Topkapı Sarayı Müzesi’nde padişah kızlarına ait pek çok çeyiz eşyası vardır (Sultan Abdülmecid’in kızı Behice Sultan’a annesinden kalan eşya ve mücevherlerle aldığı çeşitli hediyelerin, çeyiz ve muhallefât defterleri için bk. Delibaş, s. 63-104).

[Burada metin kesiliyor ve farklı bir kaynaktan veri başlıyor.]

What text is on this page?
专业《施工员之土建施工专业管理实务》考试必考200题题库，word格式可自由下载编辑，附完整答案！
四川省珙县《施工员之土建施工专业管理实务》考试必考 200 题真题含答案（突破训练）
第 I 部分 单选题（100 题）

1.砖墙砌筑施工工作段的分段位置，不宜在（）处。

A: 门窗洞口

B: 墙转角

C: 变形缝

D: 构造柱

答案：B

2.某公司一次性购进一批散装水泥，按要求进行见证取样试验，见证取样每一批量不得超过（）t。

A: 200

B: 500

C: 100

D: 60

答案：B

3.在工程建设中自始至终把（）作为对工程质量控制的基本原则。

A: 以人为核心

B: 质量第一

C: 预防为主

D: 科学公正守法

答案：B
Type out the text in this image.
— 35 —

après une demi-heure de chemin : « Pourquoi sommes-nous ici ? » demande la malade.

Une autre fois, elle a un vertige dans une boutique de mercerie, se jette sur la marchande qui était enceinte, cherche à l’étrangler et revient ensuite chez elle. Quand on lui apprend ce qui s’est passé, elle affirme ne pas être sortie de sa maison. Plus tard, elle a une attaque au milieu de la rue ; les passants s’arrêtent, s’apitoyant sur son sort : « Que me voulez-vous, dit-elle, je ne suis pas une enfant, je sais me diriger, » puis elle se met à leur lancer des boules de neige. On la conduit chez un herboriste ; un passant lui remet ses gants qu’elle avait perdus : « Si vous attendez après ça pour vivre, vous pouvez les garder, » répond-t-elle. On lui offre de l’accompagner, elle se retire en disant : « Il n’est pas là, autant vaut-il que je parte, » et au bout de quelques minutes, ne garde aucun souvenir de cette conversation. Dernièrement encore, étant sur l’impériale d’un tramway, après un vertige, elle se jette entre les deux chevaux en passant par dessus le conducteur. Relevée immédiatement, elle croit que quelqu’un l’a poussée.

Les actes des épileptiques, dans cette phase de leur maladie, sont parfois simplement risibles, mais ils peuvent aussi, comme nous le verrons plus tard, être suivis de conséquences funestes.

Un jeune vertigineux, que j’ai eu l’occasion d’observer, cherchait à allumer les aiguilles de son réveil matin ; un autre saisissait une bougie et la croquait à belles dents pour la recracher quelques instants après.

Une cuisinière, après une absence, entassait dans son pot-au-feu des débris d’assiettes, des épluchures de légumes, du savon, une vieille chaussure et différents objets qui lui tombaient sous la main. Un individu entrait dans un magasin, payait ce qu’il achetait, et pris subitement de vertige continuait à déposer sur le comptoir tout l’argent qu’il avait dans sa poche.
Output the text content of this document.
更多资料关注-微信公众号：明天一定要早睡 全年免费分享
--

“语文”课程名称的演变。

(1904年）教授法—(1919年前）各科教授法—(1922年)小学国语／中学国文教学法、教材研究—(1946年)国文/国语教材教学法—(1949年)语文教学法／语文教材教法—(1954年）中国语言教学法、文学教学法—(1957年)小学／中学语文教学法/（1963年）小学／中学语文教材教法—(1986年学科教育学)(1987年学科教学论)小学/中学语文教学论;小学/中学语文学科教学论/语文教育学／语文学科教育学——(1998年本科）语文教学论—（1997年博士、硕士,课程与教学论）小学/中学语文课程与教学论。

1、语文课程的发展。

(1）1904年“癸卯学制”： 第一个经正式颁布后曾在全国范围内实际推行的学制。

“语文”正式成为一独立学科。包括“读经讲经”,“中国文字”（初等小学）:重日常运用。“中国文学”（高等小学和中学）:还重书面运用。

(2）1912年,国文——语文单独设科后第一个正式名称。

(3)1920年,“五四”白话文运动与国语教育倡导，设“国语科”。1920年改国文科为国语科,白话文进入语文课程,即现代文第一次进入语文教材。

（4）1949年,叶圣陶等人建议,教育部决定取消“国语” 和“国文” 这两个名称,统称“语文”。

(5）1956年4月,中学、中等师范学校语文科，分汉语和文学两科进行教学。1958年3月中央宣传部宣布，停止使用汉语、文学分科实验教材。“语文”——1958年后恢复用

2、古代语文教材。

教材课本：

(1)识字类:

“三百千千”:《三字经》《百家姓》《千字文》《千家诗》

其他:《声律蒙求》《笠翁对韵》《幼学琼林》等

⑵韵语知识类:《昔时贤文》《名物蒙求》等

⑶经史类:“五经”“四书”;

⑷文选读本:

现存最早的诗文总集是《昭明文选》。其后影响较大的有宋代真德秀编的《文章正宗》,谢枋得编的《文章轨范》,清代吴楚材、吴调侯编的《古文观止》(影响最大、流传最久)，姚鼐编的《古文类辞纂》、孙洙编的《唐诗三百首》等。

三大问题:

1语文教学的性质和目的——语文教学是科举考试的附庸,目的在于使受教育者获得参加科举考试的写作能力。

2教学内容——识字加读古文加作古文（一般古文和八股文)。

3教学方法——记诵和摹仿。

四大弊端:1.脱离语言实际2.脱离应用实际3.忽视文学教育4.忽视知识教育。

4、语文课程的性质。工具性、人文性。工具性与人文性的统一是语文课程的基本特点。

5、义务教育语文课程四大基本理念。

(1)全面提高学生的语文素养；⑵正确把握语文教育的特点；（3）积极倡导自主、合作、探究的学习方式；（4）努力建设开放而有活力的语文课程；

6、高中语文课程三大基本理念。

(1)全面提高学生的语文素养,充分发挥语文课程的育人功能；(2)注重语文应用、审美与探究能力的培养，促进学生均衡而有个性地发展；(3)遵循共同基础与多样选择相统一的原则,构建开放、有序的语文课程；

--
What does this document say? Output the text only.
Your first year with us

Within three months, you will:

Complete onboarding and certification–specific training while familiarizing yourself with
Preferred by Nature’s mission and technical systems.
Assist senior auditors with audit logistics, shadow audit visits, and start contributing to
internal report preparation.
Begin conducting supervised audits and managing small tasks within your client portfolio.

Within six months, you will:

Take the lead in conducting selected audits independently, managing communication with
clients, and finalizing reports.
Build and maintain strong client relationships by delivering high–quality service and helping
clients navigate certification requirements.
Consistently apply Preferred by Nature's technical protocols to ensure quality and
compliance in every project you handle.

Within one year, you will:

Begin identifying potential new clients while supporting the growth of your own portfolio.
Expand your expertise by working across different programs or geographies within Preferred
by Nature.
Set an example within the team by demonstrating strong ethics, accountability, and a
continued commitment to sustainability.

Bugün de çeyiz âdeti sürmekte olup büyük şehirlerde değişen sosyal ve ekonomik anlayış çerçevesinde bazı farklılıklar göstermektedir. Çeyiz hazırlığında, özellikle kız tarafının ekonomik durumu ön plana çıkmaktadır. Şahsî eşyalar dışında kız tarafı genellikle yatak odası ile mutfak eşyasını, erkek tarafı ise salon ve oturma odası takımlarını almaktadır.

BİBLİYOGRAFYA:

TSMA, E nr. 147, 277, 367, 697, 962, 7004, 7029, 8270; BA, Cevdet-Saray, nr. 6312; Selânikî, Târih (İpşirli), I, 169; John Covel, Diary, British Museum, Add. 22.912, vr. 200b, 216b, 218ª-b; Hezârfen, Telhîsü’l-beyân, vr. 174ª, 175ª-176b, 180b; H. von Moltke, Türkiye Mektupları (trc. Hayrullah Örs), İstanbul 1969, s. 52-53; J. Pardoe, The City of the Sultan and Domestic Manners of the Turks in 1836, London 1837, s. 109-110; Hâmit Zübeyr Koşay, Türk Düğünleri Üzerine Mukayeseli İnceleme, Ankara 1944, s. 100, 102, 105, 113, 116, 117; M. Çağatay Uluçay, Harem, Ankara 1971, s. 104-105; a.mlf., “Fatma ve Safiye Sultanların Düğünleri”, İstanbul Enstitüsü Mecmuası, IV, İstanbul 1958, s. 135-166; Özdemir Nutku, IV. Mehmed’in Edirne Şenliği 1675, Ankara 1972, s. 63-64; Abdürrahim Dede, Batı Trakya Türk Folkloru, Ankara 1978, s. 111; Ali Rıza Balaman, Gelenekler, Töre ve Törenler, İzmir 1983, s. 141; Selma Delibaş, “Behice Sultan’ın Çeyizi ve Muhallefatı”, Topkapı Sarayı Müzesi: Yıllık-3, İstanbul 1988, s. 63-104; Hatice Aynur, “Saliha Sultan’ın Düğün Töreni ve Şenlikler”, TT, XI/61 (1989), s. 30-39; Pakalın, I, 261.